100 miles further along the trail, and enjoying a very welcome rest day at Big Bear City (mile 265 from the Mexican border). We had been in town for about 5 minutes when a lady recognised us as PCT hikers, and introduced herself as a trail angel – one of an amazing bunch of people who go to great lengths to help out PCT hikers. Her name is Bobbie, and we’re now staying in her and her husband John’s home for 2 nights. She has driven us everywhere we needed to go, fed us, entertained us and mothered us – it’s been lovely!
We’ve had a tough stretch of hiking since leaving Idyllwild (mile 160), with the best scenery and most enjoyable walking of the trail so far. The traverse of the San Jacinto mountains took 3 days and it was hard. We had a long hot ascent, with both of us noticing the effects of altitude as we reached 7300 feet. We have a copy of the water report http://www.4jeffrey.net/pct/ which lists springs, caches and other water sources along the way, with updates from hikers on their reliability. Unfortunately the water source we were relying on for this stretch turned out to be a rusty cattle trough filled with yellowy water with worms swimming in it. Foolishly Tanya turned her nose up at it (Neil had more faith in our filters and water treatment tablets!) and we ended up getting horribly thirsty – the next water source being 10 miles further on and about 500 feet below the trail!
|Bonnie and Tanya in the San Jacinto Mountains|
So the next day, when we got to a good water source, we stocked up with 5 litres of water each, adding 5kg to each of our backpack weights – and then passed lots of flowing springs along the trail. Oh well. We also had added entertainment along the way from traversing steep patches of snow – we had taken ice axes and crampons just in case, but the only hazard was falling through the snow into voids below (postholing).

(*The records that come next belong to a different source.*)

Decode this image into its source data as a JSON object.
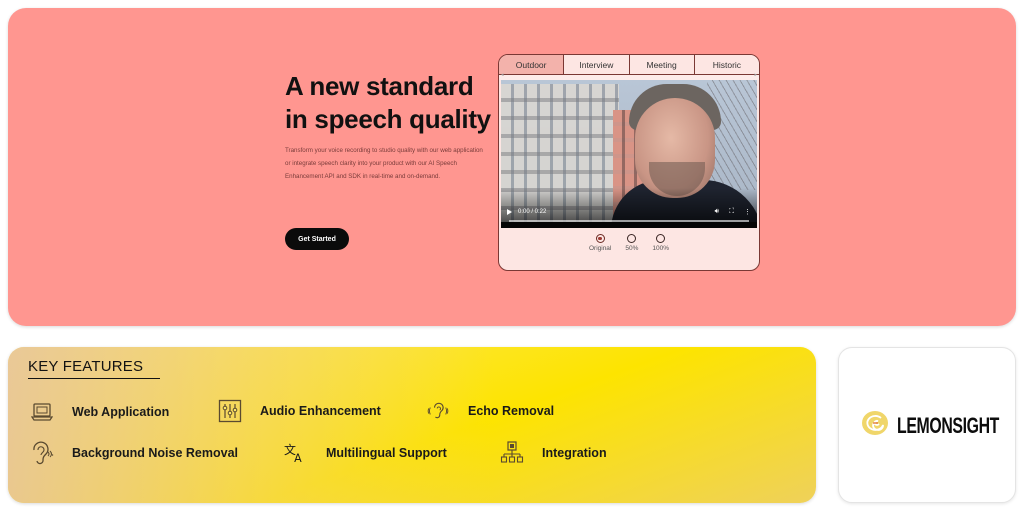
{
  "hero": {
    "title": "A new standard in speech quality",
    "description": "Transform your voice recording to studio quality with our web application or integrate speech clarity into your product with our AI Speech Enhancement API and SDK in real-time and on-demand.",
    "cta_label": "Get Started",
    "background_color": "#ff9690"
  },
  "player": {
    "tabs": [
      {
        "label": "Outdoor",
        "active": true
      },
      {
        "label": "Interview",
        "active": false
      },
      {
        "label": "Meeting",
        "active": false
      },
      {
        "label": "Historic",
        "active": false
      }
    ],
    "video": {
      "time": "0:00 / 0:22",
      "progress": 0,
      "icons": [
        "play-icon",
        "volume-icon",
        "fullscreen-icon",
        "more-options-icon"
      ]
    },
    "enhancement_options": [
      {
        "label": "Original",
        "selected": true
      },
      {
        "label": "50%",
        "selected": false
      },
      {
        "label": "100%",
        "selected": false
      }
    ]
  },
  "features": {
    "title": "KEY FEATURES",
    "items": [
      {
        "label": "Web Application",
        "icon": "laptop-icon"
      },
      {
        "label": "Audio Enhancement",
        "icon": "equalizer-sliders-icon"
      },
      {
        "label": "Echo Removal",
        "icon": "ear-sound-icon"
      },
      {
        "label": "Background Noise Removal",
        "icon": "ear-noise-icon"
      },
      {
        "label": "Multilingual Support",
        "icon": "translate-icon"
      },
      {
        "label": "Integration",
        "icon": "network-hierarchy-icon"
      }
    ]
  },
  "partner": {
    "logo_text": "LEMONSIGHT",
    "logo_icon": "lemon-spiral-icon",
    "logo_color": "#f0d66a"
  }
}
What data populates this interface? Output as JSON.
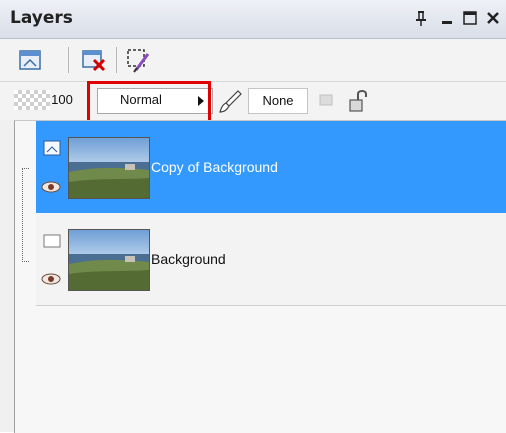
{
  "panel": {
    "title": "Layers",
    "window_controls": {
      "pin": "ᵖ",
      "minimize": "–",
      "maximize": "☐",
      "close": "×"
    }
  },
  "toolbar1": {
    "icons": [
      "new-layer-icon",
      "delete-layer-icon",
      "edit-selection-icon"
    ]
  },
  "toolbar2": {
    "opacity": "100",
    "blend_mode": "Normal",
    "mask": "None"
  },
  "layers": [
    {
      "name": "Copy of Background",
      "selected": true
    },
    {
      "name": "Background",
      "selected": false
    }
  ],
  "colors": {
    "selection": "#3399ff",
    "highlight_border": "#e00000"
  }
}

Then we had a long 13 mile descent back down into the desert to the San Gorgonio Pass, another thirsty day where we got our water from a pool in a dry creek bed, and a reedy pool under a rock – now having decided we were thirsty enough not to be fussy! It was a great moment as we walked through the underpass below the interstate highway, and found that the local trail angels, Ziggy and the Bear, had left cool boxes full of cans of pop and bottled beers for thirsty hikers to help themselves! This is known as ‘trail magic’.
|Filtering water in creek bed|
|Mt San Jacinto from San Bernardino Wilderness|
The following day, after staying with Ziggy and the Bear, we headed up into the San Bernardino Wilderness – not as spectacular as San Jacinto, but with some really great walking, and some great company too. There is a bunch of us who walk at about the same pace and keep meeting up at rest breaks and camping spots. There’s Georgia from Portland, Oregon, who is about 5 foot nothing, and has had a bad knee since about day 2, but is tough as anything and just keeps going and going. There’s Rabbit from Florida, who has a pet mouse called Ella with her on the trail, and very much believes in doing things her own way. And there’s John, trail name Lone Wolf, and Gail, aka Nightingale, who are calm, steady, experienced hikers who are great company and also full of good helpful information.
|Neil, Lone Wolf and Georgia taking a break|
It was great to go out last night with Rabbit and Lone Wolf for some locally brewed beer at the Big Mountain Brewery – looking forward to getting back onto the trail tomorrow though!